Active Guidance in Ultrasound Bladder Scanning Using Reinforcement Learning

Accurate measurement of bladder volume is essential for diagnosing urinary retention and voiding dysfunction. However, finding optimal view can be challenging for less experienced operators, potentially leading to suboptimal imaging and potential misdiagnoses.

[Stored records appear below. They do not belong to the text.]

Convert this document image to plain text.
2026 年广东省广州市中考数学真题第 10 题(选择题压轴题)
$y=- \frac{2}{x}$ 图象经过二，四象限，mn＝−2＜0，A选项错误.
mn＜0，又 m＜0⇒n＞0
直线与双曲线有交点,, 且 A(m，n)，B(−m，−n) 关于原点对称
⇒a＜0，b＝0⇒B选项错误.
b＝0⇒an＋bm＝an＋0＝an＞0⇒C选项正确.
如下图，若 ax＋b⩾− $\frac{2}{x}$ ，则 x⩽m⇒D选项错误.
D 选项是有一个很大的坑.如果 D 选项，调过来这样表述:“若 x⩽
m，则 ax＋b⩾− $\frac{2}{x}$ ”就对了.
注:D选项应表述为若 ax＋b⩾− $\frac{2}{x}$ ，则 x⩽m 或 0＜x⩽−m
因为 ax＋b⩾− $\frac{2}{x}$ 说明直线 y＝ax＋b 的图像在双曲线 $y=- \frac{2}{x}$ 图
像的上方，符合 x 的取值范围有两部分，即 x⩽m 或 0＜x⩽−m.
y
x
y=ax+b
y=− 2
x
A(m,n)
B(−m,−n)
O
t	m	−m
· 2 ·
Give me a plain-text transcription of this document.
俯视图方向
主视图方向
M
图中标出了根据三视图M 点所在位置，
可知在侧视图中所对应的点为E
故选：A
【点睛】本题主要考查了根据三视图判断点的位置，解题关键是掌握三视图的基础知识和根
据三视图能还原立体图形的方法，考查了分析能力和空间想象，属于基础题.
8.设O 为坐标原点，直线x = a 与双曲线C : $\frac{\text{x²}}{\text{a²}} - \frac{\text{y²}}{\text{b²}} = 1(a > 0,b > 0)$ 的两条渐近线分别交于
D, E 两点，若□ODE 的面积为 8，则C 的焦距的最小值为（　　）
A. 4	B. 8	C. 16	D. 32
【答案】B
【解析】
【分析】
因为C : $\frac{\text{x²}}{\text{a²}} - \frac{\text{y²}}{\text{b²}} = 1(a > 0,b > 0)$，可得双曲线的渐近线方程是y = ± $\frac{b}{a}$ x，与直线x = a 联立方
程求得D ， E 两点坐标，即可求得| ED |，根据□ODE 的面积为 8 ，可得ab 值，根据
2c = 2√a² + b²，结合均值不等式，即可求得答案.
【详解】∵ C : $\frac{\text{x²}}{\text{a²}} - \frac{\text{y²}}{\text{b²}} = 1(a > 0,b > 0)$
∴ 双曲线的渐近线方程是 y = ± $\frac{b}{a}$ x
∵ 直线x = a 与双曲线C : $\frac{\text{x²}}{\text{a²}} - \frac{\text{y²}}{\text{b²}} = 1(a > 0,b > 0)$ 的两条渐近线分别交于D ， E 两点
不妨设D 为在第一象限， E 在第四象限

This study proposes an intelligent guidance system leveraging reinforcement learning (RL) to improve the acquisition of ultrasound images in ultrasound bladder scanning procedure. We introduce a novel pipeline that incorporates a practical variant of Deep Q-Networks (DQN), known as Adam LMCDQN, which is theoretically validated within linear Markov Decision Processes. Our system aims to offer real-time, adaptive feedback to operators, improving image quality and consistency. We also present a novel domain-specific reward design for reinforcement learning (RL), incorporating domain knowledge to enhance performance. Our results demonstrate a promising 81 % success rate in reaching target points along the transverse direction and 67 % along the longitudinal direction, significantly outperforming supervised deep learning models, which achieved 58 % and 32 %, respectively. This work is among the first to apply RL in ultrasound guidance for bladder assessment, addressing key challenges in exploration strategies and reward mechanisms to enhance clinical efficacy.